Por Guilherme Mazieiro

O Ministério Público do Trabalho destinou ontem R$ 96 milhões de multas do caso Shell/Basf para cinco projetos de pesquisa, prevenção e tratamento intoxicação por produtos químicos. O dinheiro faz parte do total da multa de R$ 200 milhões por danos coletivos que as empresas pagam aos 1.058 trabalhadores intoxicados entre as décadas de 1970 e 2000, em Paulínia.

O valor, sob juízo, deverá ser liberado até o final do mês de abril. O Ministério Público do Trabalho ainda não definiu como será feita a fiscalização e acompanhamento dos estudos escolhidos.

MPT Shell
Representantes das entidades selecionadas e procuradores do MPT. Foto: divulgação

O projeto que terá a maior destinação, R$ 69,96 milhões, será o do Hospital do Câncer de Barretos. Entre as propostas está a construção de um Centro de Diagnósticos na cidade para prevenção, análise e tratamento de câncer de mama. De acordo com o CEO do Hospital, Henrique Prata, ainda falta a prefeitura doar o terreno para construção do núcleo. O prazo para conclusão das obras é de dois anos.

“É um interesse de todo mundo em fazer esse trabalho o mais rápido possível. Em qualquer periferia é você vai fazer pessoas há tempos esperando um diagnóstico”, considerou Prata.

Outras quatro unidades móveis com aparelhos de mamografia, tomografia computadorizada e ressonância magnética para auxílio no diagnóstico precoce do câncer devem circular pela cidade e região.

Já a Universidade Federal da Bahia e Fundacentro têm um projeto orçado em R$ 1,5 milhão.

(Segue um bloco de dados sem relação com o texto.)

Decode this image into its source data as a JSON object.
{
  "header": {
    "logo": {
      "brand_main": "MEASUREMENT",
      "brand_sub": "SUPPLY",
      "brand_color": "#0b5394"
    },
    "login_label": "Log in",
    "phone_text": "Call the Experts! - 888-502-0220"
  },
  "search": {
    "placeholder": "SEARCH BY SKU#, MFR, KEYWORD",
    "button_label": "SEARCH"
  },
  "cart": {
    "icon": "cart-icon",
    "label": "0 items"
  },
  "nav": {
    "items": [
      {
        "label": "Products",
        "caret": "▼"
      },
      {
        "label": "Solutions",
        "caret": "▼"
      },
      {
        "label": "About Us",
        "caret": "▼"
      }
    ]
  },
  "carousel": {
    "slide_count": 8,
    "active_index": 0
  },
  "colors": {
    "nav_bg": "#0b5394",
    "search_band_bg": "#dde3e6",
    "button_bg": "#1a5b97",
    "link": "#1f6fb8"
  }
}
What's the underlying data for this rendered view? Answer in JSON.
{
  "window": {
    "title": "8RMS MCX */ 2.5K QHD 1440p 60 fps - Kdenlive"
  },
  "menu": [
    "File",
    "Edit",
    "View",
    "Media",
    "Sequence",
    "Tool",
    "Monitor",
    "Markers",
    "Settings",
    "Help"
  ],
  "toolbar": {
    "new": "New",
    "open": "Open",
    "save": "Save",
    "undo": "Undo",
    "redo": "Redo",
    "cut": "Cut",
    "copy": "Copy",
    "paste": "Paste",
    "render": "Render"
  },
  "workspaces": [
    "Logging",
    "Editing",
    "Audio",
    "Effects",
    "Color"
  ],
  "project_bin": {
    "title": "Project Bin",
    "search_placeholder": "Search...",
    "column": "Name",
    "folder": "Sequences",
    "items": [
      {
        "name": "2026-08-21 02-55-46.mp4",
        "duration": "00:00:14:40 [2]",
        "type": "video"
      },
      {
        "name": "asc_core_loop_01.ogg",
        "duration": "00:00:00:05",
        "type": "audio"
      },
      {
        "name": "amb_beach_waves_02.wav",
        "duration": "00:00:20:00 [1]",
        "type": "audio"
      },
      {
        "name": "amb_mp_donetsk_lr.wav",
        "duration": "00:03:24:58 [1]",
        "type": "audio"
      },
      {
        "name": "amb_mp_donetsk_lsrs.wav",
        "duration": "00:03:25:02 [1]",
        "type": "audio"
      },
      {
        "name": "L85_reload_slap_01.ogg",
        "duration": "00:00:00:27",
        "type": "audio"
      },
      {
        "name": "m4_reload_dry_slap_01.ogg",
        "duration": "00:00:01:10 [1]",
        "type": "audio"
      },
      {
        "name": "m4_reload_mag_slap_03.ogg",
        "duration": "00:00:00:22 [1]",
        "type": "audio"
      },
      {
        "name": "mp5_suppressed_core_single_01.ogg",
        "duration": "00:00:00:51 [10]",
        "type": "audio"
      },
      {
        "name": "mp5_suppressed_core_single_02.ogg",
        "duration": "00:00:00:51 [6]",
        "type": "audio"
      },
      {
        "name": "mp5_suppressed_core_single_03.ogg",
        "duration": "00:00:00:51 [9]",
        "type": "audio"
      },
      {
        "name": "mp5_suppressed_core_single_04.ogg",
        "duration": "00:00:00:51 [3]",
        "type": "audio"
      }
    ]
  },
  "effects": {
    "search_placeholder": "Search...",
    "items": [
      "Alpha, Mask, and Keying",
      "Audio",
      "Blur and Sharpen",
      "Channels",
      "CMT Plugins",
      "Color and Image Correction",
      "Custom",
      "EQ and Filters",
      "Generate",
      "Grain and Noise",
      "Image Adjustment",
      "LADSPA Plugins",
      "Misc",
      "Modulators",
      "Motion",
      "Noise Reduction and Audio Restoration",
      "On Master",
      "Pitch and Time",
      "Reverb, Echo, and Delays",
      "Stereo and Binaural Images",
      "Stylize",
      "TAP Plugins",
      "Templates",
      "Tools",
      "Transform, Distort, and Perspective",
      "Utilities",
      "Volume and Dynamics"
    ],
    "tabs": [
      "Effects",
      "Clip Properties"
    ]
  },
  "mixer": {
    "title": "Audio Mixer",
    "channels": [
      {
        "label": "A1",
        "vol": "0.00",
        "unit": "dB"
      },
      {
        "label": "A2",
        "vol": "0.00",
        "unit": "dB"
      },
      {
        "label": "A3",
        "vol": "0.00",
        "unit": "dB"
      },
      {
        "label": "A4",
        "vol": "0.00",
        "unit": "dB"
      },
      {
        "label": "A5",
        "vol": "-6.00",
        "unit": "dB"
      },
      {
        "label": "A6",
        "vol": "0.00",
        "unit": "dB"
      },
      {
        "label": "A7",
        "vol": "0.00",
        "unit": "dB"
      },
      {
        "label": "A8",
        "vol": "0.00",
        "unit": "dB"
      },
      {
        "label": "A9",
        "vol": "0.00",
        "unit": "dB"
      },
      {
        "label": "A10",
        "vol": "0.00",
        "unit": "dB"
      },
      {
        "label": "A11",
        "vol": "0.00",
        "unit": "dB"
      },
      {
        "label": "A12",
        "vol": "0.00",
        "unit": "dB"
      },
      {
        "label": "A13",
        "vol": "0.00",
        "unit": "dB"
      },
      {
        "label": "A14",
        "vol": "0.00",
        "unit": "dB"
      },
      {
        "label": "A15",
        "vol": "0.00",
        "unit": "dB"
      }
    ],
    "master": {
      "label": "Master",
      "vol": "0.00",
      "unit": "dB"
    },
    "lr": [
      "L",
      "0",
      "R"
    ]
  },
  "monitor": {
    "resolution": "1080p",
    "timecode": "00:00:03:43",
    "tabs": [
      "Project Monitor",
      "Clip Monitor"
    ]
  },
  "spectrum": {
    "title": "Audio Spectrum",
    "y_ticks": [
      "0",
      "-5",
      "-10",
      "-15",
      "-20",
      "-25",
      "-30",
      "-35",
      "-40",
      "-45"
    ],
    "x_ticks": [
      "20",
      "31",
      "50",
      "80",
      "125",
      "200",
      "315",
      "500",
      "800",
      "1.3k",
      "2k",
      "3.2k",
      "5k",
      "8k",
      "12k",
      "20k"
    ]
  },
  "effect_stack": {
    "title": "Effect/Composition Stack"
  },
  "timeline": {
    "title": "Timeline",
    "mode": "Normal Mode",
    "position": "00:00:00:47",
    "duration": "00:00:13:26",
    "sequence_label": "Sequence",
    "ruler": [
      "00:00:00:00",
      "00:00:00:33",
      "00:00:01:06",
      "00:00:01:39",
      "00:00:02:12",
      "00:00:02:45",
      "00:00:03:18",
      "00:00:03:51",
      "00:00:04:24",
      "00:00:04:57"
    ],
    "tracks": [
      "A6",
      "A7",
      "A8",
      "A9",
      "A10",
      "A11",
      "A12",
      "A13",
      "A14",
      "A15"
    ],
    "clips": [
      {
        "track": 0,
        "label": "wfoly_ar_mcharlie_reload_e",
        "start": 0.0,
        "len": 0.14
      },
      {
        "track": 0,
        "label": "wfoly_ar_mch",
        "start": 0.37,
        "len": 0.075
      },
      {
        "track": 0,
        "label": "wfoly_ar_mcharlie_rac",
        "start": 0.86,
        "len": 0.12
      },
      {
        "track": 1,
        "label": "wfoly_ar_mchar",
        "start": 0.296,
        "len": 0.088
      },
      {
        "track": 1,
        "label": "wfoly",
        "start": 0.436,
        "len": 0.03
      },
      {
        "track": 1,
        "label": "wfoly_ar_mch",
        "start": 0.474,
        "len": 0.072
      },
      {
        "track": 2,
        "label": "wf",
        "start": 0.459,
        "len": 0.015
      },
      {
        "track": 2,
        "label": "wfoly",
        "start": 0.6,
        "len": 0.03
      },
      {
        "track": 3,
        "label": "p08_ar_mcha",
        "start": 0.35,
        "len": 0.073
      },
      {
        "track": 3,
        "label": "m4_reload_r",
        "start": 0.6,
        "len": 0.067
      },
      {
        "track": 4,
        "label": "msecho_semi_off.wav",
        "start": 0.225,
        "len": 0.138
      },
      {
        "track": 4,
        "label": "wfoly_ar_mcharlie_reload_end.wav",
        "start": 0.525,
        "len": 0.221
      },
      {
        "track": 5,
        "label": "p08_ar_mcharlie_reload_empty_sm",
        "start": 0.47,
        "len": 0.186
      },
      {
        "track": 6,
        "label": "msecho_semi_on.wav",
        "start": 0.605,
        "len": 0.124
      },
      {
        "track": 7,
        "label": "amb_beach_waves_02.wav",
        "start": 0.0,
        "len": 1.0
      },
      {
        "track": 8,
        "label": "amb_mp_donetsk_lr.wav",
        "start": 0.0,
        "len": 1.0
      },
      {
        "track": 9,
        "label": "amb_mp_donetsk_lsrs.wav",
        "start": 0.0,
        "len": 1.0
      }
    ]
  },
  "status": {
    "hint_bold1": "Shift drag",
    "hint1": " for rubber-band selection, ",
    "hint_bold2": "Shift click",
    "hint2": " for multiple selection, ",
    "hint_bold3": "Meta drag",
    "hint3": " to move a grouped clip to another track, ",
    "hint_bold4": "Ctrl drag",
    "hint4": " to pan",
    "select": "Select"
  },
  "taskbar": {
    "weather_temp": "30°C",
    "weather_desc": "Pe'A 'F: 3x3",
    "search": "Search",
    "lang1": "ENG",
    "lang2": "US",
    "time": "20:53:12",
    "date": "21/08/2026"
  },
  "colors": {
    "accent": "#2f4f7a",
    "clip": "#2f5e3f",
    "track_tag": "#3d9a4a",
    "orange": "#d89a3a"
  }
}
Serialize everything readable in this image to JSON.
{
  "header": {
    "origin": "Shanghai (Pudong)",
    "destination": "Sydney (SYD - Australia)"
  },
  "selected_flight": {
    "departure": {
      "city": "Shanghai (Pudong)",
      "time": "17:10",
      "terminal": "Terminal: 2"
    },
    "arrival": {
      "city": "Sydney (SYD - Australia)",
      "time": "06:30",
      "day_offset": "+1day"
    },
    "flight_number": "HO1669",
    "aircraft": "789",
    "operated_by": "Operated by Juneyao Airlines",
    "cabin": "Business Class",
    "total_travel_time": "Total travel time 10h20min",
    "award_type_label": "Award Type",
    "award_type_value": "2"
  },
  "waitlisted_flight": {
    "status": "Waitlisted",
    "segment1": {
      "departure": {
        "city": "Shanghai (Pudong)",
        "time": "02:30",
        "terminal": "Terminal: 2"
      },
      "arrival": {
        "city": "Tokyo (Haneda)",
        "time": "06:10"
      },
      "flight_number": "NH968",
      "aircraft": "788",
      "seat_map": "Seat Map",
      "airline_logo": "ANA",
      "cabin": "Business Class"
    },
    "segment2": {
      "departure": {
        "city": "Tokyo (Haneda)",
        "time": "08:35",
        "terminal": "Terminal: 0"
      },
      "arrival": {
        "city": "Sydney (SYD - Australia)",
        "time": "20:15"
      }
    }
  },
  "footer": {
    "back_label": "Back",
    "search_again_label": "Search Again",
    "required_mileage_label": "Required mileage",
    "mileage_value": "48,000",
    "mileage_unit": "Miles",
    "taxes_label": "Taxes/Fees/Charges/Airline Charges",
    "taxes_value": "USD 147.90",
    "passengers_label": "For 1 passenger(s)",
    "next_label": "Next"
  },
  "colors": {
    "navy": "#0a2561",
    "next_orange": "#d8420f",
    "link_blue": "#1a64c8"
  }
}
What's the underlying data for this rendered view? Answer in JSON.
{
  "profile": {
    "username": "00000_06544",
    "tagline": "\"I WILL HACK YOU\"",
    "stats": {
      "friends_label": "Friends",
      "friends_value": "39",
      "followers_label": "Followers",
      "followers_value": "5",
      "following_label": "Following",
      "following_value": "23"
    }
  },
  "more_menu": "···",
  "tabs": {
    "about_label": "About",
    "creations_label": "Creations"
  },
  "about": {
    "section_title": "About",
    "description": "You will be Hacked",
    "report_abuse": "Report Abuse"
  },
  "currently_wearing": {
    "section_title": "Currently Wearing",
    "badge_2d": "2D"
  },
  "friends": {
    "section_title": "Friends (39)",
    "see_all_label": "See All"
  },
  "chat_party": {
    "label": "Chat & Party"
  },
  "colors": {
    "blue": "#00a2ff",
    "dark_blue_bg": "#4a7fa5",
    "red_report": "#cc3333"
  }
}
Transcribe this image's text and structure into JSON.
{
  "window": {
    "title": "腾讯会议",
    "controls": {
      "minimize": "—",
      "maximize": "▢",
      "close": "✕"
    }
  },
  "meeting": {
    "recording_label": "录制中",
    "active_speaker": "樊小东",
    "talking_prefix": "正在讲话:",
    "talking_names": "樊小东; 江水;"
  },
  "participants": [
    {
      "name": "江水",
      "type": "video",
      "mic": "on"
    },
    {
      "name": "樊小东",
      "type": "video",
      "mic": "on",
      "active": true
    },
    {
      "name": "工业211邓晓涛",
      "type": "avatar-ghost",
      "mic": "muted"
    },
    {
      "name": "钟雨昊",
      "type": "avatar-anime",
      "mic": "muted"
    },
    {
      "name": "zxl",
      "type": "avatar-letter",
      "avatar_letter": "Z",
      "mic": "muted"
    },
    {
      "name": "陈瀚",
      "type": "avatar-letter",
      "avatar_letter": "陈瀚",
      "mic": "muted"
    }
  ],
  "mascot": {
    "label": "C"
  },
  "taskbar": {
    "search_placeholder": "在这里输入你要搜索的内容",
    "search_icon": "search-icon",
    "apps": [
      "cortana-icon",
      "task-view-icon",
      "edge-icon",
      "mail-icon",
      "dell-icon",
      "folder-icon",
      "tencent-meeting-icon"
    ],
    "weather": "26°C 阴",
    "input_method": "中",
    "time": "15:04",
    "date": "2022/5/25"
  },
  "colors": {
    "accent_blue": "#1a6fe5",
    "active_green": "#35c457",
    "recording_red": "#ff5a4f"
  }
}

A Fiocruz Pernambuco e Rio de Janeiro receberão respectivamente R$ 1,5 milhão e R$ 3,6 milhões.

De acordo com a procuradora Ana Lúcia Casarotto, os projetos são uma forma de devolver à sociedade alguma compensação. “É um retorno à sociedade de uma malefício que foi causado”, afirma Lúcia.

Ana Lúcia Casarotto
Procuradora Ana Lúcia Casarotto considera medida uma compensação social. Foto: Divulgação

O procurador geral do Trabalho, Luis Camargo, justifica a escolha dos projetos em vários estados em razão do Ministério Público ser um órgão federal. “É uma instituição que atende a todo território. Na região de Campinas haverá um atendimento específico. Mas é preciso fomentar a pesquisa no país todo”, completa.

O Caso

Desde a década de 1970 até 2002, 1.058 trabalhadores foram contaminados com produtos químicos em razão da falta de equipamentos de segurança das empresas Shell/Basf na fábrica de pesticidas, em Paulínia.

As indenizações individuais por danos morais foi determinada pela sentença de primeiro grau no valor total de R$ 83,5 milhões. Todos os funcionários afetados e parentes das vítimas receberam auxílio médico e odontológico vitalício.